Very good :slight_smile:

@dvtdaten

Thanks for sharing the detail. We have logged this detail in our issue tracking system. You will be notified via this forum thread once these issues are resolved.

@dvtdaten

For PAC3 reports that the line shape from the page footer is not tagged, we have created new ticket as WORDSNET-21406.

Unfortunately, we still do not quite understand why you think that it should be an artifact. The problematic shape is just a regular textbox in the main document body and it is exported with a Figure tag. Maybe you consider it is related to the page header. Then it should be placed into the header document part and then Aspose.Words will be able to recognize it. But in this case you should note that there is a bug in Aspose.Words that shapes inside header/footer appears not tagged in PDF output.

Also we see the difference between Aspose.Words and MS Word export of this textbox. Aspose.Words exports it as a Figure tag and MS Word exports as a Sect tag. MS Word export seems to be more correct. If you are interested in the fix of this difference then please let us know. We will then create a separate ticket for it.

Hello!

As you state in the last paragraph, MS Word seems to export these Textbox in a more correct way leading to better accessibility check results of PAC3 and Acrobat Preflight. So if you ask me, I am clearly interested in a fix of this difference.

@dvtdaten

Thanks for your feedback.

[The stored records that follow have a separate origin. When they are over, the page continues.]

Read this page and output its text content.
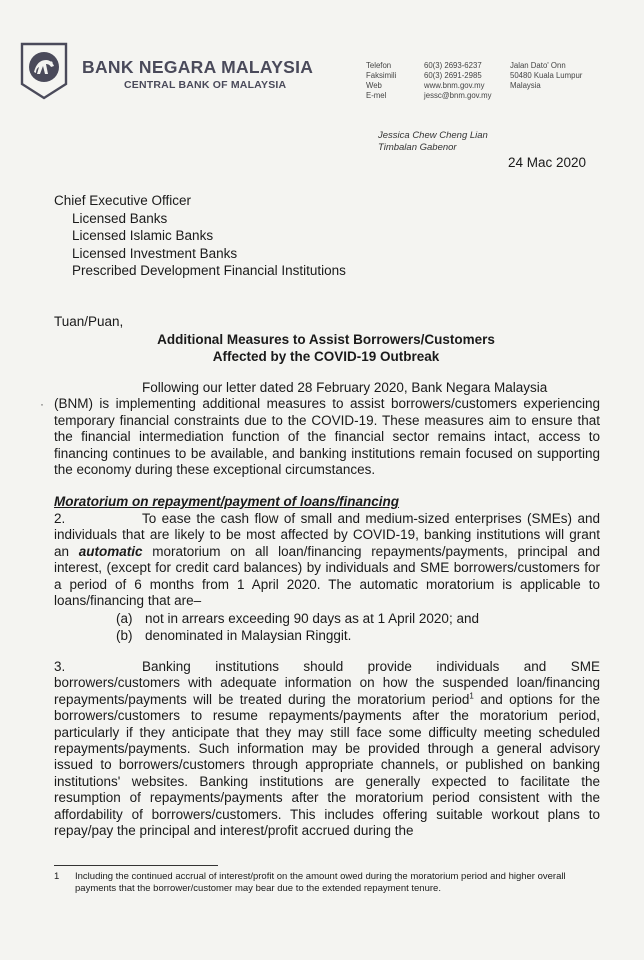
BANK NEGARA MALAYSIA
CENTRAL BANK OF MALAYSIA
Telefon
Faksimili
Web
E-mel
60(3) 2693-6237
60(3) 2691-2985
www.bnm.gov.my
jessc@bnm.gov.my
Jalan Dato' Onn
50480 Kuala Lumpur
Malaysia
Jessica Chew Cheng Lian
Timbalan Gabenor
24 Mac 2020
Chief Executive Officer
Licensed Banks
Licensed Islamic Banks
Licensed Investment Banks
Prescribed Development Financial Institutions
Tuan/Puan,
Additional Measures to Assist Borrowers/Customers
Affected by the COVID-19 Outbreak
·
Following our letter dated 28 February 2020, Bank Negara Malaysia
(BNM) is implementing additional measures to assist borrowers/customers experiencing temporary financial constraints due to the COVID-19. These measures aim to ensure that the financial intermediation function of the financial sector remains intact, access to financing continues to be available, and banking institutions remain focused on supporting the economy during these exceptional circumstances.
Moratorium on repayment/payment of loans/financing
2.	To ease the cash flow of small and medium-sized enterprises (SMEs) and individuals that are likely to be most affected by COVID-19, banking institutions will grant an automatic moratorium on all loan/financing repayments/payments, principal and interest, (except for credit card balances) by individuals and SME borrowers/customers for a period of 6 months from 1 April 2020. The automatic moratorium is applicable to loans/financing that are–
(a) not in arrears exceeding 90 days as at 1 April 2020; and
(b) denominated in Malaysian Ringgit.
3.	Banking institutions should provide individuals and SME borrowers/customers with adequate information on how the suspended loan/financing repayments/payments will be treated during the moratorium period$^1$ and options for the borrowers/customers to resume repayments/payments after the moratorium period, particularly if they anticipate that they may still face some difficulty meeting scheduled repayments/payments. Such information may be provided through a general advisory issued to borrowers/customers through appropriate channels, or published on banking institutions' websites. Banking institutions are generally expected to facilitate the resumption of repayments/payments after the moratorium period consistent with the affordability of borrowers/customers. This includes offering suitable workout plans to repay/pay the principal and interest/profit accrued during the
1 Including the continued accrual of interest/profit on the amount owed during the moratorium period and higher overall payments that the borrower/customer may bear due to the extended repayment tenure.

We have logged this issue as WORDSNET-21521 in our issue tracking system.

The issues you have found earlier have been fixed in this Aspose.Words for .NET 20.12 update and this Aspose.Words for Java 20.12 update.

The issues you have found earlier (filed as WORDSNET-21116) have been fixed in this Aspose.Words for .NET 21.1 update and this Aspose.Words for Java 21.1 update.

The issues you have found earlier (filed as WORDSNET-21406) have been fixed in this Aspose.Words for .NET 21.2 update and this Aspose.Words for Java 21.2 update.

The issues you have found earlier (filed as WORDSNET-21521) have been fixed in this Aspose.Words for .NET 21.5 update and this Aspose.Words for Java 21.5 update.

The issues you have found earlier (filed as WORDSNET-21379) have been fixed in this Aspose.Words for .NET 21.8 update and this Aspose.Words for Java 21.8 update.